Either way you get iron, the body uses what it needs for daily functioning and stores the rest in a storage area for drawing on if you get food deprived. If you are nutrition deprived, you will lose your hair, primarily a protein loss issue, you finger nails will become brittle, break easily or will get streaks, you may get mouth sores easily. All of those symptoms are from not enough available iron. Ferritin again without any other information about your nutritional status means nothing. Usually, people will seek medical attention while they still have a little ferritin left because of other problems and symptoms. Thyroid problems can be silent too. Depression for any reason can make the body stressed out and not respond to available nutrition. It is not caused by what you think, the depression causes the way you may feel and your appetite may become picky or non-nutritious just at the time you need the food the most. I hope that will help you to understand. Some people can have a low hemaglobin and low ferritin and feel awful, some can have a normal hemaglobin and a low ferritin level and never know it. Some can have a low hemaglobin, be short of breath, and think they have a virus and they have been gradually dropping in iron all along and never connected it together.
Some people are always different than other people so that is what medical practice is all about, there are no definite answers except the one you believe.
Hi Sparkles, well i'm not a doctor, but from what i have found out is that ferritin is the important one, but in general doctors and people alike tend to refer to the levels in a general way by simply saying "iron levels". When i get my blood test results there are always seperate figures for iron itself and ferretin and my specialist always says that the ferretin is the one to keep an eye on.
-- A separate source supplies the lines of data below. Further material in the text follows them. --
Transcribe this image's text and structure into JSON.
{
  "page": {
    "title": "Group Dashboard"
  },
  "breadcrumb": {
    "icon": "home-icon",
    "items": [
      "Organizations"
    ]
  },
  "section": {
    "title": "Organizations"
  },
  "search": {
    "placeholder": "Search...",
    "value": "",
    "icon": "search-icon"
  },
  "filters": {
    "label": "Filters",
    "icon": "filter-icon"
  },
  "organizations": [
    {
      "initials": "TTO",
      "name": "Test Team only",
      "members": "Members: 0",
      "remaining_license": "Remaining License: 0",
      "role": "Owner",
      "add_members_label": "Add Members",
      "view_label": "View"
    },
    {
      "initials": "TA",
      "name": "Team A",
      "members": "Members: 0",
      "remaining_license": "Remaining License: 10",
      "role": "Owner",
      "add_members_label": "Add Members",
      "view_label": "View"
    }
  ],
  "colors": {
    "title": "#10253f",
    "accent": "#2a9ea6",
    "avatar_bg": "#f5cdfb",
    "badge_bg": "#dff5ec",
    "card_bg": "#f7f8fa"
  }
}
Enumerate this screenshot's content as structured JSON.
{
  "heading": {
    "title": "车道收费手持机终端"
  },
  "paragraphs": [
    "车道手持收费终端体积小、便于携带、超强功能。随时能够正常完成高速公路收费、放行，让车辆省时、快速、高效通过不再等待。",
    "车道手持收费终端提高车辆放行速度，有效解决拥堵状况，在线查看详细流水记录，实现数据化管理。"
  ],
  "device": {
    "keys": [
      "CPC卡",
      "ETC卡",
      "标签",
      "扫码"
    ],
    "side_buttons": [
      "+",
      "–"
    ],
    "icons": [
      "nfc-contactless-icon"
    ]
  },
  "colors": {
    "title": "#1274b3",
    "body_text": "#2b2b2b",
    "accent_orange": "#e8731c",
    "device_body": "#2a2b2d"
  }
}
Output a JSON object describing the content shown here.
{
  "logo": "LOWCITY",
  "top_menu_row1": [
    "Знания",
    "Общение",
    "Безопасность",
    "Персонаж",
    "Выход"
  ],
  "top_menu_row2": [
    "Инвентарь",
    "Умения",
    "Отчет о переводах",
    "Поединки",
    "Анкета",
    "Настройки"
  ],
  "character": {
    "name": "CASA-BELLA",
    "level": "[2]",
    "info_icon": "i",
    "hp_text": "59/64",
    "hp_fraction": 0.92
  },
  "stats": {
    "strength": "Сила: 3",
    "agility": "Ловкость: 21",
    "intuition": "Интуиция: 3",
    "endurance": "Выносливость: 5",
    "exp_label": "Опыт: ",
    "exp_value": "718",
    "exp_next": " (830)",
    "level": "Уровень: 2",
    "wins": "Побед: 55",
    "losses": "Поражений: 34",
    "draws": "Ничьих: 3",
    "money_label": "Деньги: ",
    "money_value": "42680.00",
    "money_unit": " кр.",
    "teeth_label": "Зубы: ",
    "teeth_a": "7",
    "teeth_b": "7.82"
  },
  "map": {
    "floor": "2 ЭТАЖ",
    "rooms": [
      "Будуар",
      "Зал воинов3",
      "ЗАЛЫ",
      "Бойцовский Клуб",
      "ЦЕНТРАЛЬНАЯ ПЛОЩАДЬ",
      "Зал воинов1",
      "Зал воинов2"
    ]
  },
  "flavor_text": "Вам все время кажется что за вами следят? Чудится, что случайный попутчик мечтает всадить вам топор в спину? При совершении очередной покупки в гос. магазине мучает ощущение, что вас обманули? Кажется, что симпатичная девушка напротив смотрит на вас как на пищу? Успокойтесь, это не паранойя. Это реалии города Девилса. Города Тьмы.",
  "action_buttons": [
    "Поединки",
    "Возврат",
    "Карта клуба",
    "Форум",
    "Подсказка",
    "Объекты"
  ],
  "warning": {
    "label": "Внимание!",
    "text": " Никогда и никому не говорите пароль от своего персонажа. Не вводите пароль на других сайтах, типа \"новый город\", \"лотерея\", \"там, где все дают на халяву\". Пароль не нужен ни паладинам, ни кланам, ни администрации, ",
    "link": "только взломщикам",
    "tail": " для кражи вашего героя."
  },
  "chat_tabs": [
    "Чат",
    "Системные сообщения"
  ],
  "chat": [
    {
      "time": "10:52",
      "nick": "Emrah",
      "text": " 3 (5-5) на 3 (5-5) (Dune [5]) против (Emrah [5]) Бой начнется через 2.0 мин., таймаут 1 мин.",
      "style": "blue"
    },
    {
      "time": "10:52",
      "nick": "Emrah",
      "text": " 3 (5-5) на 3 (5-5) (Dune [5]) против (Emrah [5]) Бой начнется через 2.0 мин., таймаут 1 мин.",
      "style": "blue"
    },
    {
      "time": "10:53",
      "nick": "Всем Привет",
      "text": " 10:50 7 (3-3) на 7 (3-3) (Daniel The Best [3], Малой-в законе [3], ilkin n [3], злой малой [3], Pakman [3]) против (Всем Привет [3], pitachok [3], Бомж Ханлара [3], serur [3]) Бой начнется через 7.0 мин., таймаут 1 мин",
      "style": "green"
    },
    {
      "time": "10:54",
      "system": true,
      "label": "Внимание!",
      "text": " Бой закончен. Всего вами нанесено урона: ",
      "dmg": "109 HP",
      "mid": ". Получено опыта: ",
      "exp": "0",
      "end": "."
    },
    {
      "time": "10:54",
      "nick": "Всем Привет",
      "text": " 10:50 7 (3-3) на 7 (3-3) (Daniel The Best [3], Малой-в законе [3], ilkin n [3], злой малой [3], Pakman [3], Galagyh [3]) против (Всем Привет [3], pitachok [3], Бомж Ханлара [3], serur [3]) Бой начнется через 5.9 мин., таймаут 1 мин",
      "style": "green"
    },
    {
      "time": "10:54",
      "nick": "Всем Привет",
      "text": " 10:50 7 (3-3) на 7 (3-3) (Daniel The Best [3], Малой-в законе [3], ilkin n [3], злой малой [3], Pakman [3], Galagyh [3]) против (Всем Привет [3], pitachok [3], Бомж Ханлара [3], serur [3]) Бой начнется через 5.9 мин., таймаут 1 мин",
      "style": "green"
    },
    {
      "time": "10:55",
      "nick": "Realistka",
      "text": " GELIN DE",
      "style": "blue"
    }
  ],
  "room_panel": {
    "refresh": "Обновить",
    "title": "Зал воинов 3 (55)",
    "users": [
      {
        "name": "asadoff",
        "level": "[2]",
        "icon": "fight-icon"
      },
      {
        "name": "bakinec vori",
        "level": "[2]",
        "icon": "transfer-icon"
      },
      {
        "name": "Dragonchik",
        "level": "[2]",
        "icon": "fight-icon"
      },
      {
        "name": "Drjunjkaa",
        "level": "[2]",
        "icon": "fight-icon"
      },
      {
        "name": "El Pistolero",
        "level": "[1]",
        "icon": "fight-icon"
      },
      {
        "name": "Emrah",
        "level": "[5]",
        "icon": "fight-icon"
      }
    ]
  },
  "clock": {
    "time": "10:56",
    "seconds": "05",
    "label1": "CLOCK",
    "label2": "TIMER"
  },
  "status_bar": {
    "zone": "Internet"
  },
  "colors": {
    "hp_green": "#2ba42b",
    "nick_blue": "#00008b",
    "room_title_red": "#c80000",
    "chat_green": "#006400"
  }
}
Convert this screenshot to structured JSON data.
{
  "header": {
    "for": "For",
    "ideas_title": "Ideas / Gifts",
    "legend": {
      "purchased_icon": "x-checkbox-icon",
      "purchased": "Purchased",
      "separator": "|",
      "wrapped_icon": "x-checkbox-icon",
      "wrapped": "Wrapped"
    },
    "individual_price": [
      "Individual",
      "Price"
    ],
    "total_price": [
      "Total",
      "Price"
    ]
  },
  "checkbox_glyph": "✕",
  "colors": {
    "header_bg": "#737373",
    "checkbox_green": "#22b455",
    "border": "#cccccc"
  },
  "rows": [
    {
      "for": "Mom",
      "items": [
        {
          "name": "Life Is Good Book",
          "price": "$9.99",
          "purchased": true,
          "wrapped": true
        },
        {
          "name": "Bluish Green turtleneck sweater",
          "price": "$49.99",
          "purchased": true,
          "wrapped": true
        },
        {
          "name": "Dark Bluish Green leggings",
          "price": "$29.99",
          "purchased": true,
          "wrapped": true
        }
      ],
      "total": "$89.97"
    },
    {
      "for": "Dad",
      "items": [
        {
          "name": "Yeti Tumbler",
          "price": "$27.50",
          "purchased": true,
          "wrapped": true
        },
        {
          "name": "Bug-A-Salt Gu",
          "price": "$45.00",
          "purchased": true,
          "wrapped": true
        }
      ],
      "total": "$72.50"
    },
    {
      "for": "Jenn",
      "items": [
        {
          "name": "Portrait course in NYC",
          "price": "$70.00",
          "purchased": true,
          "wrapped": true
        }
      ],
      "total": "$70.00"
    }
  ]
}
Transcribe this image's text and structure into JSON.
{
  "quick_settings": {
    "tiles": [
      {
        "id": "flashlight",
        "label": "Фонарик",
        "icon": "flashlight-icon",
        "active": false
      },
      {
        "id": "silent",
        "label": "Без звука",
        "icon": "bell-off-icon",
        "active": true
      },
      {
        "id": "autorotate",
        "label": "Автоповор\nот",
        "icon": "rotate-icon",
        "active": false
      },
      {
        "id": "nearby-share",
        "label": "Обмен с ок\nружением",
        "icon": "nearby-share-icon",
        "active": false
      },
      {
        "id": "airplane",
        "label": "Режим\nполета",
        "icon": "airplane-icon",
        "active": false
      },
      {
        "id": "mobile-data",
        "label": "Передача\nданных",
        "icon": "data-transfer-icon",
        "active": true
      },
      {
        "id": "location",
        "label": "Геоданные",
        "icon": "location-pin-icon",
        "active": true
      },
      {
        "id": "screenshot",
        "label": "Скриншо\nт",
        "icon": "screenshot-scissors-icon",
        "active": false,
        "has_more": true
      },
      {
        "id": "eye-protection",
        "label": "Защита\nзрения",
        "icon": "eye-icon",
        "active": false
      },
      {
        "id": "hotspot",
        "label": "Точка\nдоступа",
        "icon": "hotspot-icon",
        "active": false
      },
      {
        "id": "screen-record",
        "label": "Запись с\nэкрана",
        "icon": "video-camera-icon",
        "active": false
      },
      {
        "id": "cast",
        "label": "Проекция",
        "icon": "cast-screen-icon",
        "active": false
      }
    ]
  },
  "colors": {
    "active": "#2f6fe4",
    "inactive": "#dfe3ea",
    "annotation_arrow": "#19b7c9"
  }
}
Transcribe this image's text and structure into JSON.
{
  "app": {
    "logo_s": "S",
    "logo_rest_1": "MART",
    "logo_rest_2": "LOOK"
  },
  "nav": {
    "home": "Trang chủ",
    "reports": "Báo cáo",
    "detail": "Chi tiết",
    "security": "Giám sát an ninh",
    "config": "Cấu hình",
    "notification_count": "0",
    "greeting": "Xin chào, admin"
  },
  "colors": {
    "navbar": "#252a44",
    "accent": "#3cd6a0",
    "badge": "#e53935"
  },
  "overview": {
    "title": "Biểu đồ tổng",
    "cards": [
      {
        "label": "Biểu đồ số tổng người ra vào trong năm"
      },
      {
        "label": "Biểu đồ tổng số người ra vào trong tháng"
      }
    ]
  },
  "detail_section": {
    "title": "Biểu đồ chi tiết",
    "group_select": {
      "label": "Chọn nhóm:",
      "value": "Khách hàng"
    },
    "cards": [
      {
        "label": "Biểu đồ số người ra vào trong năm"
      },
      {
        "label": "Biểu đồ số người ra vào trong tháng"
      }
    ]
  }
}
My levels had increased during my last blood test, but my specialist will not hear of my going off my iron supplement until i'm close to 150. He wants me up so high so that if i fall dramatically again i wont fall so far that it will take forever to get back up again and i wont go through the hair loss trauma. So if your ferritin is only up to 18 now i would not be stopping any additional iron supplementation and i have no idea where on earth your doc is coming from in giving you advice to not take any further iron supplements. The problem is which iron supplement to take as some of them are not that strong and you could be on it forever and not see much of a difference. An over the counter iron supplement i was on for a whole year didn't do that much for me and my specialist told me i could double or triple the dosage easily without overdosing. I'd never double or triple any medication without consulting a doctor, but that simply goes to show you how weak some of the supplements out there really are. Unless you find a great doctor who truly is interested in your cause, i feel none of us stand a chance.

The problem with having continuous very low iron levels is that for some people it can cause an irreversable thyroid condition and that is something you dont want to end up with on top of the hair loss.

kfont.....you mention that your low iron hasn't affected your hair, but you have problems with running. For me, no matter how low my iron got, it didn't affect my general daily stamina nor my skin or nails. Low iron levels affect everybody in different ways. I would only feel overwhelming tiredness after breakfast on the weekends, but the rest of the day or my weekdays i was on the go with no problems and my nails were healthy, which surprised my doctor, but i had been sufferent the ongoing cycle of hair growth and quick fall out since January 2001.

The one thing which i feel may also be helping me is that my specialist has me on an Amino Acid Complex tablet twice per day which i take 20 mins before breakfast and dinner. It basically helps the body absorb vitamins and minerals much better.

If you want to read up on more info you can ****** the name Anthony Pearce Trichologist and he writes some very easy to understand info on hair loss which might be of benefit. You just have to remember that there is no magic wand and it takes quite a while for things to start happening.